On July 10, 2026, the U.S. CDC made public that an American with a humanitarian outfit in the Democratic Republic of the Congo has come back positive for the Bundibugyo strain. The news comes on the heels of warnings from the WHO that the outbreak is moving in ways we can’t see, which only adds to the worry.
Hidden spread raises the stakes
Chikwe Ihekweazu, the WHO’s Emergencies Director, put a number on it: 80% of the new ones in the Ituri hub don’t show up on any contact list. It’s a clear sign of where our tracing is falling short and how many are evading us.
If you look at the WHO’s figures, the real size of the outbreak could be two or even four times what we have on paper.
Take Bunia, a city of a million or so. About half of those who get tested for Ebola are positive. You see a lot of that kind of transmission in the home, where people first try to care for one another.
Fastest-growing Ebola outbreak, officials say
The Africa CDC is calling this the most rapid we have put on record. Wessam Mankoula was quick to point out the numbers: in the first six weeks of the 2013-2016 epidemic in West Africa there were 994 cases; in that same period here, 1,596.
By some counts, infections are on a 28-day doubling cycle. Since mid-May, the WHO has 1,759 confirmed, 600 dead, 285 who have made it through and 304 we are still looking into.
Then there is the government’s own tally from July 9, 2026: 1,792 and 625 fatalities in the northeast. You will see some differences in the reporting depending on the agency and the day.
Why this strain makes control harder
What we are seeing with the Bundibugyo type is that the symptoms can be less severe. People in the community may put off going in for care, thinking they can make do at home.
It means some arrive at the centre in better shape, but it also leaves an infectious person in the house for longer. Ihekweazu is clear on the risk: the more time a patient is left to their own devices, the more likely they are to pass it on.
We ran the numbers on the first 400 deaths and found 70% of them happened away from a treatment facility. Most of the reported cases – 90% – are in Ituri, in and around Bunia, Rwampara, Mongbwalu and Nyakunde. We are also seeing it in North and South Kivu, and Tshopo of late.
Where the response is working
In places like North Kivu where the case count is lower, we are able to pin down almost every new infection to a known contact. It shows that when the load is right, tracing and isolation hold up.
We have put in the lab work to back it up. In Kinshasa we were at 30 a day; now the provincial labs are turning out over 2,000. It is a matter of being able to move resources to where they are needed.
You will see 21,000 health workers in the field, trained to go from door to door and nudge people to seek help. That is how you stop a new chain before it starts.
Funding, trials and targets
To keep the operation running, the Africa CDC is looking at $1.4 billion. The ask to donors is for support to be put in place without delay.
As of July 2, we have started some clinical work on MBP134 and remdesivir, both by themselves and together. There is nothing on the market yet for the Bundibugyo variant. The fatality rate is in the 34% range.
We are following up on 82 percent of the 10,000-plus contacts we have. The WHO would have us at 95 to be sure of containment.
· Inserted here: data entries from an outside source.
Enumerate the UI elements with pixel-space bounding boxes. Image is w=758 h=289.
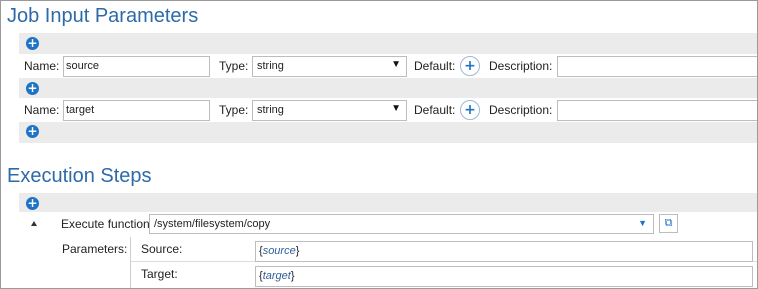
execute-function-label: Execute function xyxy=(61,217,150,231)
chevron-down-icon: ▼ xyxy=(391,59,401,70)
target-arg-input[interactable]: {target} xyxy=(255,266,753,287)
add-parameter-bottom-icon[interactable]: + xyxy=(26,125,39,138)
target-arg-value: target xyxy=(262,270,291,282)
parameter-description-input[interactable] xyxy=(557,100,757,121)
source-arg-value: source xyxy=(262,245,296,257)
default-label: Default: xyxy=(414,103,456,117)
function-parameters-area: Parameters: Source: {source} Target: {ta… xyxy=(19,237,757,288)
chevron-down-icon: ▼ xyxy=(391,103,401,114)
parameter-type-value: string xyxy=(257,104,284,116)
parameter-type-value: string xyxy=(257,60,284,72)
job-editor-panel: Job Input Parameters + Name: source Type… xyxy=(0,0,758,289)
type-label: Type: xyxy=(219,59,249,73)
parameter-type-select[interactable]: string ▼ xyxy=(252,100,407,121)
execute-function-row: Execute function /system/filesystem/copy… xyxy=(19,212,757,237)
add-parameter-middle-icon[interactable]: + xyxy=(26,82,39,95)
add-default-button[interactable]: + xyxy=(460,100,480,120)
add-default-button[interactable]: + xyxy=(460,56,480,76)
parameter-type-select[interactable]: string ▼ xyxy=(252,56,407,77)
parameter-row: Name: target Type: string ▼ Default: + D… xyxy=(19,98,757,122)
chevron-down-icon: ▼ xyxy=(638,218,647,228)
source-arg-label: Source: xyxy=(141,242,183,256)
parameter-description-input[interactable] xyxy=(557,56,757,77)
collapse-triangle-icon[interactable] xyxy=(31,221,37,226)
source-arg-input[interactable]: {source} xyxy=(255,241,753,262)
add-step-icon[interactable]: + xyxy=(26,197,39,210)
brace-close: } xyxy=(290,270,295,282)
parameters-label: Parameters: xyxy=(62,242,128,256)
description-label: Description: xyxy=(489,59,553,73)
open-external-icon[interactable]: ⧉ xyxy=(659,214,678,233)
parameter-name-input[interactable]: target xyxy=(63,100,210,121)
description-label: Description: xyxy=(489,103,553,117)
divider xyxy=(130,237,131,288)
add-parameter-top-icon[interactable]: + xyxy=(26,37,39,50)
job-input-parameters-title: Job Input Parameters xyxy=(7,5,199,27)
job-input-parameters-panel xyxy=(19,33,757,143)
default-label: Default: xyxy=(414,59,456,73)
execution-steps-title: Execution Steps xyxy=(7,165,152,187)
function-path-select[interactable]: /system/filesystem/copy ▼ xyxy=(149,214,654,234)
parameter-row: Name: source Type: string ▼ Default: + D… xyxy=(19,54,757,78)
parameter-name-input[interactable]: source xyxy=(63,56,210,77)
type-label: Type: xyxy=(219,103,249,117)
brace-close: } xyxy=(295,245,300,257)
name-label: Name: xyxy=(24,59,60,73)
function-path-value: /system/filesystem/copy xyxy=(154,218,271,230)
name-label: Name: xyxy=(24,103,60,117)
target-arg-label: Target: xyxy=(141,267,178,281)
Some of the things we are doing to get there:
– 21,000 health workers in training
– More than 2,000 tests a day in the labs
– 82 percent follow-up on 10,000+ contacts
– MBP134 and remdesivir in the works since July 2
– A push for $1.4 billion
Conflict compounds the health emergency
Access is a problem in South Kivu because of the violence and the people on the move. The stand-off between the Congolese forces and the M23 is putting a strain on what little health infrastructure is left.
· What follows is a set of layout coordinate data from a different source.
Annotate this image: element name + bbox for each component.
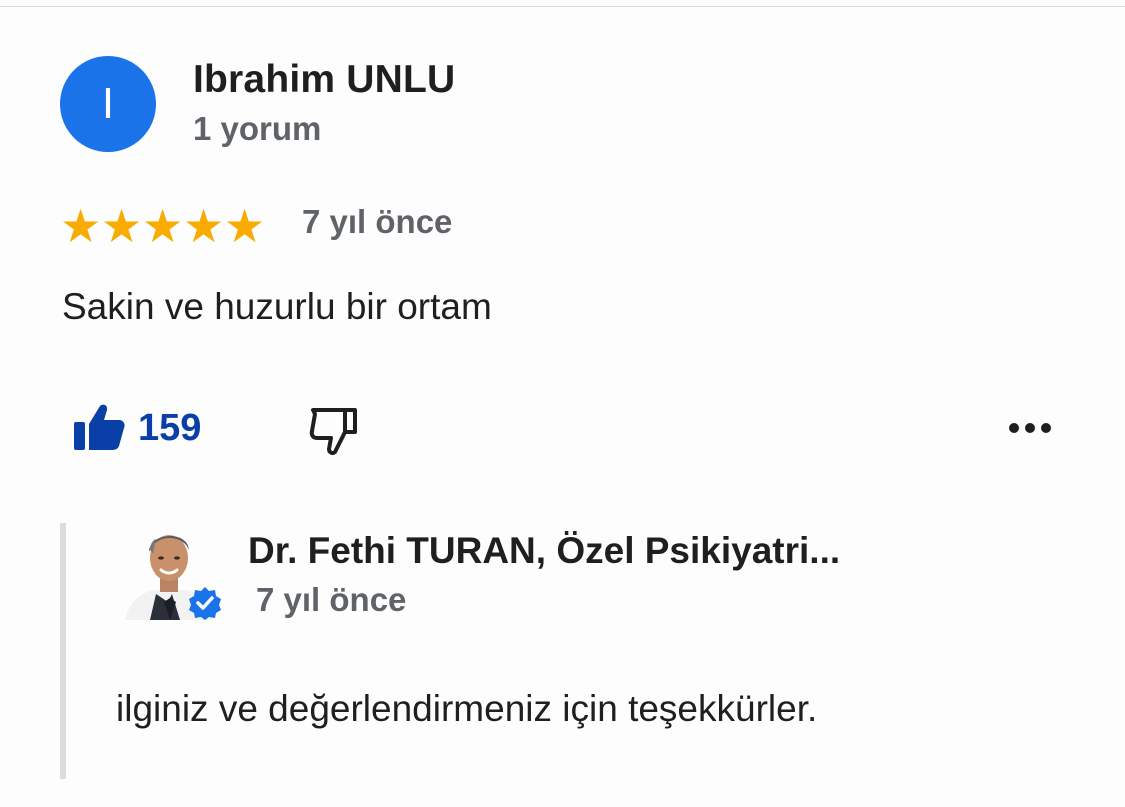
verified-badge-icon — [189, 587, 221, 620]
reply-text: ilginiz ve değerlendirmeniz için teşekkü… — [116, 688, 818, 729]
divider — [0, 6, 1125, 7]
star-icon: ★ — [183, 200, 225, 252]
dislike-button[interactable] — [300, 398, 364, 462]
avatar[interactable]: I — [60, 56, 156, 152]
star-icon: ★ — [101, 200, 143, 252]
more-horizontal-icon — [1009, 423, 1051, 433]
review-card: I Ibrahim UNLU 1 yorum ★ ★ ★ ★ ★ 7 yıl ö… — [0, 0, 1125, 807]
avatar-initial: I — [101, 79, 115, 128]
thumbs-down-icon — [309, 408, 357, 455]
owner-name[interactable]: Dr. Fethi TURAN, Özel Psikiyatri... — [248, 530, 840, 572]
reviewer-name[interactable]: Ibrahim UNLU — [193, 58, 455, 102]
like-button[interactable]: 159 — [70, 392, 201, 464]
star-icon: ★ — [60, 200, 102, 252]
reply-indent-bar — [60, 523, 66, 779]
owner-avatar[interactable] — [120, 520, 221, 620]
more-options-button[interactable] — [1000, 408, 1060, 448]
review-text: Sakin ve huzurlu bir ortam — [62, 286, 492, 327]
star-icon: ★ — [142, 200, 184, 252]
thumbs-up-icon — [74, 404, 125, 450]
review-count: 1 yorum — [193, 110, 322, 147]
like-count: 159 — [138, 406, 202, 449]
star-icon: ★ — [224, 200, 266, 252]
star-rating: ★ ★ ★ ★ ★ — [60, 200, 265, 252]
review-date: 7 yıl önce — [302, 203, 453, 240]
reply-date: 7 yıl önce — [256, 581, 407, 618]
Volker Turk of the UN Human Rights office has called for a halt to the hostilities, with good reason. He sees a heavy toll on civilians and the possibility of more being pushed across the border.
What comes next
The CDC is in touch with the DRC and the patient’s employer to make sure we find any high-risk contacts and don’t let this go any further.
For those on the ground, it is about getting that 95 percent on contacts, not letting up on the testing and keeping the community in the loop. When you have as many cases as we do that are off the radar, it is all about speed from this point on.